Stalker czy ochroniarz?
Wydawnictwo NieZwykłe po raz kolejny podsuwa nam książkę, która wychodzi poza te nieszczęsne mafijne kręgi. „Jej Stalker” od Lily White to pierwszy tom dylogii „Shadow Duet”. Drugi zapowiedziany jest za granicą na luty 2021, czyli już niebawem. Nie wiem, jak Wy, ale ja czekam na opowieść Lincolna.
Ari jest płatnym zabójcą. Dla mężczyzny nie liczy się ofiara, ani to, jak ją zabije. Wykonuje pracę i dostaje za to pokaźną sumkę, która pozwala mu żyć ponad poziom. Pewnego dnia Ari, jak zwykle bez emocji, zabija mężczyznę, do którego ciała chwilę później przybiega jego szesnastoletnia córka. To wydarzenie zmienia płatnego zabójcę, a dziewczyna staje się jego obsesją. Ari staje się stalkerem, który nie tylko śledzi każdy jej krok, ale też broni ją przed złem tego świata.

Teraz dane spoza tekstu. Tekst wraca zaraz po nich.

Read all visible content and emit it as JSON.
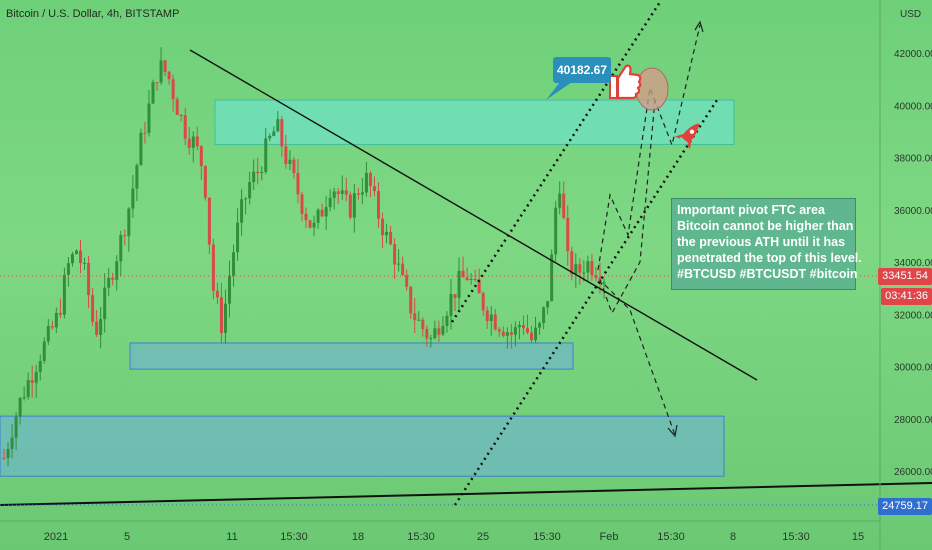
{
  "chart_title": "Bitcoin / U.S. Dollar, 4h, BITSTAMP",
  "currency_label": "USD",
  "annotation": {
    "lines": [
      "Important pivot FTC area",
      "Bitcoin cannot be higher than",
      "the previous ATH until it has",
      "penetrated the top of this level.",
      "#BTCUSD #BTCUSDT #bitcoin"
    ]
  },
  "callout_value": "40182.67",
  "last_price": "33451.54",
  "countdown": "03:41:36",
  "low_price": "24759.17",
  "colors": {
    "background": "#7ed883",
    "bull_candle": "#2f8f3b",
    "bear_candle": "#d84a4a",
    "zone_top": "#6fe0c4",
    "zone_blue": "#6fb7c9",
    "price_tag": "#e0454a",
    "low_tag": "#2f6fd0",
    "callout": "#2a8fbd"
  },
  "chart_data": {
    "type": "line",
    "title": "Bitcoin / U.S. Dollar, 4h, BITSTAMP",
    "xlabel": "",
    "ylabel": "USD",
    "ylim": [
      24000,
      43500
    ],
    "y_ticks": [
      26000.0,
      28000.0,
      30000.0,
      32000.0,
      34000.0,
      36000.0,
      38000.0,
      40000.0,
      42000.0
    ],
    "x_tick_labels": [
      "2021",
      "5",
      "11",
      "15:30",
      "18",
      "15:30",
      "25",
      "15:30",
      "Feb",
      "15:30",
      "8",
      "15:30",
      "15"
    ],
    "series": [
      {
        "values": [
          26500,
          27800,
          28900,
          29700,
          30500,
          31200,
          32000,
          33800,
          34500,
          33400,
          31200,
          32500,
          33800,
          35000,
          36500,
          38500,
          40000,
          41500,
          41200,
          40000,
          39000,
          38500,
          37500,
          33000,
          31500,
          34000,
          35800,
          37000,
          37500,
          38500,
          39200,
          38000,
          37000,
          36000,
          35200,
          36000,
          37000,
          36500,
          36000,
          36800,
          37200,
          36000,
          35000,
          34200,
          33000,
          32000,
          31500,
          31000,
          31800,
          32500,
          33200,
          33500,
          32800,
          32200,
          31800,
          31500,
          31200,
          31800,
          31000,
          31500,
          33000,
          37500,
          34000,
          33500,
          34000,
          33800,
          33451.54
        ]
      }
    ],
    "zones": [
      {
        "name": "pivot FTC area",
        "y_range": [
          38500,
          40200
        ]
      },
      {
        "name": "support zone",
        "y_range": [
          29900,
          30900
        ]
      },
      {
        "name": "lower zone",
        "y_range": [
          25800,
          28100
        ]
      }
    ],
    "last_price": 33451.54,
    "low_line": 24759.17,
    "grid": false
  }
}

Kiedy niegdyś szesnastoletnia dziewczyna zmienia się w kobietę i wychodzi za mąż, Ari widząc jej małżeństwo postanawia wejść do jej świata i pokazać się jako biznesmen, którym nigdy nie był i nie będzie.
Ari jest zabójcą, a o Adeline wie więcej, niż ona sama.
„Jej stalker” to książka pokroju „Skradzionych Laleczek” od Webster i Dukey. Na pewno jest to zakrzywienie na mniejszą skalę, ale nie da się ukryć, że Lily White zbudowała w swojej pozycji ogromne napięcie i psychozę, która wyłania się z każdej strony tej książki.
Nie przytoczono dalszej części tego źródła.